With liquidity stabilizing in Nigeria’s financial system, money market rates saw further declines as banks’ borrowing from the Central Bank of Nigeria’s (CBN) Standing Lending Facility eased. This shift comes as interbank rates adjusted lower in response to improved liquidity levels.
Following the CBN’s recent decision to lift the suspension on Standing Lending Facility access in September, the lending rate was raised to 31.75%, aligning with current monetary policy adjustments. This change has impacted money pricing significantly, as banks anticipate higher funding costs linked to parallel increases in deposit rates across the money market.

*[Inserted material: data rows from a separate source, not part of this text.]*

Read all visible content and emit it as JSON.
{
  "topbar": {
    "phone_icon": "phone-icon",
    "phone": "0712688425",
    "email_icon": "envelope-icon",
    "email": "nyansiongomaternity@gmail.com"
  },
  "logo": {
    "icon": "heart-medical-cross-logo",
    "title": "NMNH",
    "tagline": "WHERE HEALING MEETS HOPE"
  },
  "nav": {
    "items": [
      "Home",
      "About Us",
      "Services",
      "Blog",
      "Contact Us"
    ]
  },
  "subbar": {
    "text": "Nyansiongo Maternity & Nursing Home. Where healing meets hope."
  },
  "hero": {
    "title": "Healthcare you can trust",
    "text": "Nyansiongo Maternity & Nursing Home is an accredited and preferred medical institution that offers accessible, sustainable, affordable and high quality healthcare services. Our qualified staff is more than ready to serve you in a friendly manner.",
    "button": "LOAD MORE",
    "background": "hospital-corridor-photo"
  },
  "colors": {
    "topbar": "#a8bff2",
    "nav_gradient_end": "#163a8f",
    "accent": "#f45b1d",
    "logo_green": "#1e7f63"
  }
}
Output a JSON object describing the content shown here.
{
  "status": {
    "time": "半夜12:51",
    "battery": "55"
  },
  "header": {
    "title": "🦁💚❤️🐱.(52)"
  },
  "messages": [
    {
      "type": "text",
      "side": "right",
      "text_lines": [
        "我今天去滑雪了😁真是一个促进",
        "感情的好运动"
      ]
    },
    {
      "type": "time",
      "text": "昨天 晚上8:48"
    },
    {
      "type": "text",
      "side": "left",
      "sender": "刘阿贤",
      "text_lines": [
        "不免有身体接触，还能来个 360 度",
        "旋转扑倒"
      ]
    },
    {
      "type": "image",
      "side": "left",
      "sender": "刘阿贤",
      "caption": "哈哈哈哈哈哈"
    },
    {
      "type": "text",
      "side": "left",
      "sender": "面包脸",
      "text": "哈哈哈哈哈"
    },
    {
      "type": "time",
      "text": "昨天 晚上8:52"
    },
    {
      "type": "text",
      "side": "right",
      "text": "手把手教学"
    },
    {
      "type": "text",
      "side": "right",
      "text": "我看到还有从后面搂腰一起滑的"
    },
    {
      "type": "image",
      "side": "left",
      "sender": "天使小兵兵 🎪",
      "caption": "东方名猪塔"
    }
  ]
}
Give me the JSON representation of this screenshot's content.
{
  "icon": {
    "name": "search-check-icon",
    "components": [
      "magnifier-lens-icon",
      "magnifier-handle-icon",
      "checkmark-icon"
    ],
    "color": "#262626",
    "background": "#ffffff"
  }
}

Midweek data showed that short-term interest rates continued to decrease due to reduced funding pressure, reflecting the stability in the market. Funding rates further dropped after inflows from the Federation Account Allocation Committee (FAAC), federal government bond coupon payments, and maturing Open Market Operations (OMO) bills improved overall liquidity levels in the financial system.
Despite a temporary shortfall of N837.3 billion in liquidity as of Friday due to banks’ substantial borrowings from the CBN’s facility, the Nigerian Interbank Offered Rate (NIBOR) still rose across tenors, signaling some constraints in liquidity. However, the Open Repo Rate (OPR) and Overnight Lending Rate (O/N) both fell by 1.68% and 1.95%, settling at 24.85% and 25.00%, respectively, down from over 32% the previous week amid liquidity pressures.
Looking ahead, analysts expect interbank rates to remain relatively steady, assuming no significant shifts in market conditions.